Si una persona sufre un dolor físico extremo, al menos puede desmayarse. Aunque Yan Zhengming podía desmayarse felizmente, su Espíritu Primordial tenía que permanecer despierto, atrapado en su Palacio Interior tambaleante junto con el violento Qi de espada, incapaz de resistir o escapar. En su Palacio Interior no solo había caos de energía verdadera, sino también una grieta con aura maligna causada por las Cerraduras de Dragón, que estaba siendo tapada únicamente por su Qi de espada, que dañaba tanto a otros como a sí mismo.

Tuvo que encontrar consuelo en la adversidad y pensar con orgullo: “No sabía que era tan poderoso”. Al momento siguiente, recibió de lleno un golpe de su propia espada “tan poderosa”.

El Espíritu Primordial de un Cultivador de Espada y el Qi de espada pueden fusionarse, por lo que naturalmente provienen del mismo origen. En su propio Palacio Interior sufriendo contragolpe, incluso si fuera perforado como un colador, no moriría. Lo más fatal era que en su caótico Palacio Interior no solo había Qi de espada, sino también humo negro que subía y bajaba de vez en cuando: su maldito demonio interno.

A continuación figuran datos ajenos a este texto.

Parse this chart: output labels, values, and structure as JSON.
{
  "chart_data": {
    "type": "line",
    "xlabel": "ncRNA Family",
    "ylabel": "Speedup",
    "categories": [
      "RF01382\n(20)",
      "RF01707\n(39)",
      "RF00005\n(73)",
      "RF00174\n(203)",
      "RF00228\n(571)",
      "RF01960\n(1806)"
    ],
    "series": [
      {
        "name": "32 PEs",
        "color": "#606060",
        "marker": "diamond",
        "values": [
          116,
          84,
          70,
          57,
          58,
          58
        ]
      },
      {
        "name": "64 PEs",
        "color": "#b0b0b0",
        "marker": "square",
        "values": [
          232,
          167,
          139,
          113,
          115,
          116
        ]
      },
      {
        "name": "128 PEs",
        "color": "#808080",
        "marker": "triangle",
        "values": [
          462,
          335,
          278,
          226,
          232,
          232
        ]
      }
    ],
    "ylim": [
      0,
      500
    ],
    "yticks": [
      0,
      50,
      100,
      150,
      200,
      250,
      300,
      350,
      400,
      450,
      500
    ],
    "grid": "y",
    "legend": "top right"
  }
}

Esta cosa era invulnerable a las espadas y lanzas, omnipresente, y a veces aparecía en lugares inesperados. Una vez que atrapaba su Espíritu Primordial, lo atormentaba ferozmente. Primero lo arrastraba a una ilusión, guiándolo pacientemente para que sus deseos se cumplieran por un momento, provocándolo en los puntos más sensibles. Justo cuando estaba a punto de sumergirse cuidadosamente, la ilusión cambiaba repentinamente. A veces aparecía el Shifu, a veces un Cheng Qian con cara de hielo, a veces él mismo, todos con la misma expresión y acción, señalándole la nariz y gritando: “¡Bestia, desvergonzado!”.

Esta distracción inevitablemente llevaba a recibir otro golpe de su propia espada, sufriendo tanto física como mentalmente. Este proceso se repetía una y otra vez, sin fin.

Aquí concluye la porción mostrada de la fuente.